My biggest worry is relying on Redis or MySQL. What happens if workers stop consuming tasks, wouldn’t that balloon the redis memory consumption pretty quickly? I suppose memory consumption is a factor of load and task bytesize. MySQL on the other hand feels like the wrong tool for this job.
Celery can very well handle 100k tasks/sec. Celery is not locked in to Python, but you are right it's not a drop in solution for other languages as it doesn't support them natively (yet, but that will change soon).
You can write simple workers for Celery in other languages too, and there is one in active development for Java. But then Redis is not really a good choice, AMQP is more convenient for interoperability.
Have no idea if pinterest evaluated Celery, because they have not been in contact. If they did there are several pitfalls they could have gotten wrong at this scale, but I'm pretty confident it would have been more than suitable. It could have been a benefit for all of us and chances are they have underestimated the effort needed to maintain a custom solution.
Thanks all for the comments about the PinLater post - great to see this discussion! Wanted to clarify a few things:
* Yes, we did evaluate a few open source solutions before deciding to build in-house. We couldn't at the time find any solution that met all the requirements that we had: scale, scheduling jobs ahead of time, transactional ACKs, priority queues, configurable retry policies, great manageability (e.g. ability to rate limit a queue online, inspect running jobs, review failed job stack traces). [update: also support for clients/jobs in multiple languages: Python, Java, Go, C++]
* Note that we were building a v2 system. Not improving substantially on the existing system on multiple dimensions would not quite make it worth the cost of doing large scale migration of tasks. We had to meet all the requirements, could not compromise on missing a few.
* Sorry I didn't mention explicitly in the post, but we do plan to open source PinLater, hopefully later this year.
Gearman is a very simple queue that is even easier than RabbitMQ (in my opinion). You create worker threads, and submit jobs to the server. The server sends the job to a worker thread, handles re-queuing it if it fails, etc..
Basically these guys 'invented' the queue.
Also, the problem of acknowledging success without blocking can be solved without queues - by programming in async environments like NodeJS
kind of. It only re-queues if you drop the socket, I believe. Just sending an error status will not have the message re-queued sadly. I've looked into this, but everyone seems to be doing that manually.

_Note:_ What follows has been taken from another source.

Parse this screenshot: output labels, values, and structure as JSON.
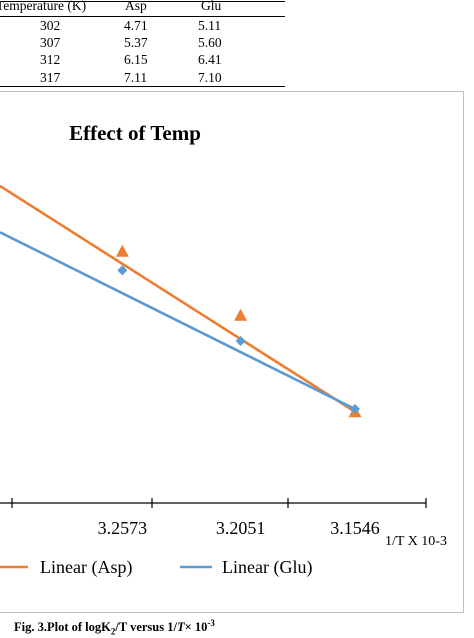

Sounds like a perfect fit for beanstalkd[1]. It has scheduled jobs, explicit ACKs, priority and some other nice features (time-to-run, write ahead logging, job burying/kicking, queue pausing).
We have been using for years to process 1+ million/jobs per day without a single issue.
I was waiting for the big reveal of the solution, but it was this:
"While traditional messaging systems tend to use one of the models described above ("broker" model in most cases) ØMQ is more of a framework that allows you to use any of the models or even combine different models to get the optimal performance/functionality/reliability ratio."
Brokers are needed if you want queues to persistent across consumers. ZeroMQ is a multicast system; if no listener are running when an event is produced, the event is thrown away. Great for real-time RPC, not great for a task-scheduling system.
A broker is not suitable for all systems, but for this type of system going broker-less will quickly get complicated, and you're likely to end up with something resembling a broker anyway.
It doesn't look that way - it's not mentioned in the blog post neither on Pinterest's Github page.
Therefore, I don't really understand the purpose of this blog entry. Yay, they built something. What's the use, if it's not published and usable for others, too?